Diese vernünftige Entwicklung war für andere Fürsten in Europa, insbesondere für den König von England, sehr gefährlich. England hatte ja bereits seine amerikanischen Kolonien verloren, aus denen die Vereinigten Staaten von Amerika hervorgingen, und mit dem Überschwappen dieser Entwicklung nach Europa nach Frankreich drohte der Herrschaftsanspruch des Königs von England, aber letztendlich der absolute Machtanspruch aller Fürsten, grundsätzlich im Zweifel zu geraten. Wohlgemerkt: hierbei ging es zunächst einmal nur um den absoluten Herrschaftsanspruch, der ja in Frankreich durch die Einführung einer Verfassung mit genau geregelten Rechten und Pflichten für das Volk und für den König mit Gewaltenteilung abgelöst wurde. Die Erklärung Universeller Menschenrechte erfolgte in dieser Revolution, womit die absolute Herrschaft abgeschafft wurde.
In einer absoluten Monarchie konnte der König nach Belieben tun und lassen, was er wollte, nur weil er glaubte von Gott eingesetzter König zu sein. Das war natürlich eine ziemliche Vergewaltigung der Vorstellung von Gott, aber davon an anderer Stelle.
Für uns ist jetzt wichtig, dass Friedrich Schiller zunächst begeistert war von der Entwicklung in Frankreich, also von der “vernünftigen” Verabschiedung einer Verfassung und von der Abschaffung des Absolutismus und der Willkür, gegen die er auch seine Stücke verfasst hatte. Allerdings gelang es dann jenen, die gegen diese Entwicklungen in Frankreich waren, also den Fürsten in Europa, in Frankreich eine Entwicklung hervorzurufen, die die Revolution in einen Exzess von Gewalt und Zerstörung verwandelte.
In diesem Zuge wurden der französische König und seine Familie und viele andere Menschen, auch viele Denker und Wissenschaftler, brutal ermordet und damit das Bild des Schreckens mit der Vorstellung einer “Umwälzung”, denn das ist das deutsche Wort für „Revolution“, verbunden. Grundsätzlich war das nämlich vorher überhaupt nicht dasselbe. Eine Umwälzung konnte auch ohne Gewalt, nämlich freiwillig wie in Frankreich erfolgen. Und so war es in Frankreich ja zunächst im Wesentlichen auch geschehen.

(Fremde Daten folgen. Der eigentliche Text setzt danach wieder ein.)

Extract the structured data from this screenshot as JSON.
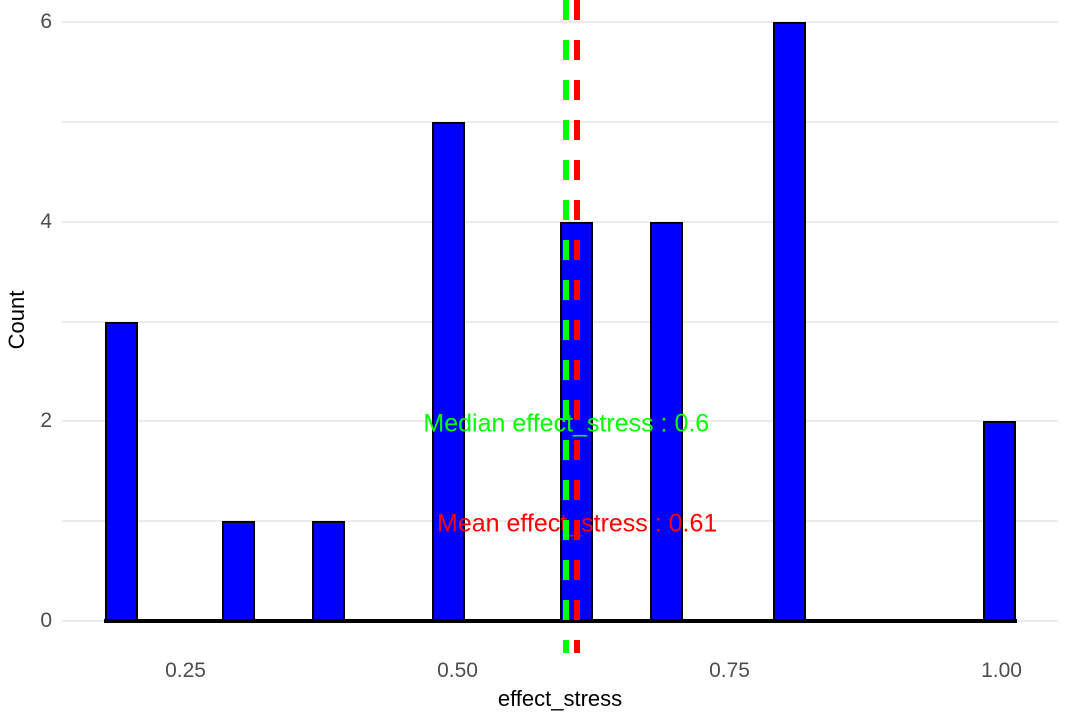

Über diese Eskalation der Gewalt und die Schreckensherrschaft, die sich dann über Frankreich ergab, und die letztendlich zur Schaffung einer neuen absoluten kaiserlichen Monarchie unter Napoleon führte, war Schiller vollends entsetzt und er hat darüber nachgedacht, wie solche Entwicklungen, in denen vernünftige Prozesse wie die Gestaltung eines Staatswesens durch eine verfasste Ordnung, nach Recht und Gesetz und Vernunft, davor bewahrt werden konnte, in Willkür, Gewalt und Chaos abzugleiten.
In dieser Situation hat Friedrich Schiller damals dann einen sehr langen Text, “Über die ästhetische Erziehung des Menschen” in einer Reihe von 27 Briefen verfasst. Es ist in diesem Text, dass sich die Formulierung “weil es die Schönheit ist, durch welche man zur Freiheit wandert” findet. Und dieser Text hat mich vor bald einem Jahr dann sprichwörtlich gefesselt, so dass ich mich daran gemacht habe, ihn zu studieren, um ihn zu verstehen. Wie gesagt: heute glaube ich, dass ich zumindest ansatzweise verstehe, was Schiller damit gemeint haben dürfte.
Und damit komme ich nun zum “springenden Punkt” (auch diese Formulierung hat mich Schiller verwendet). Der springende Punkt ist nämlich der Aspekt, auf den es tatsächlich im eigentlichen Sinne ankommt).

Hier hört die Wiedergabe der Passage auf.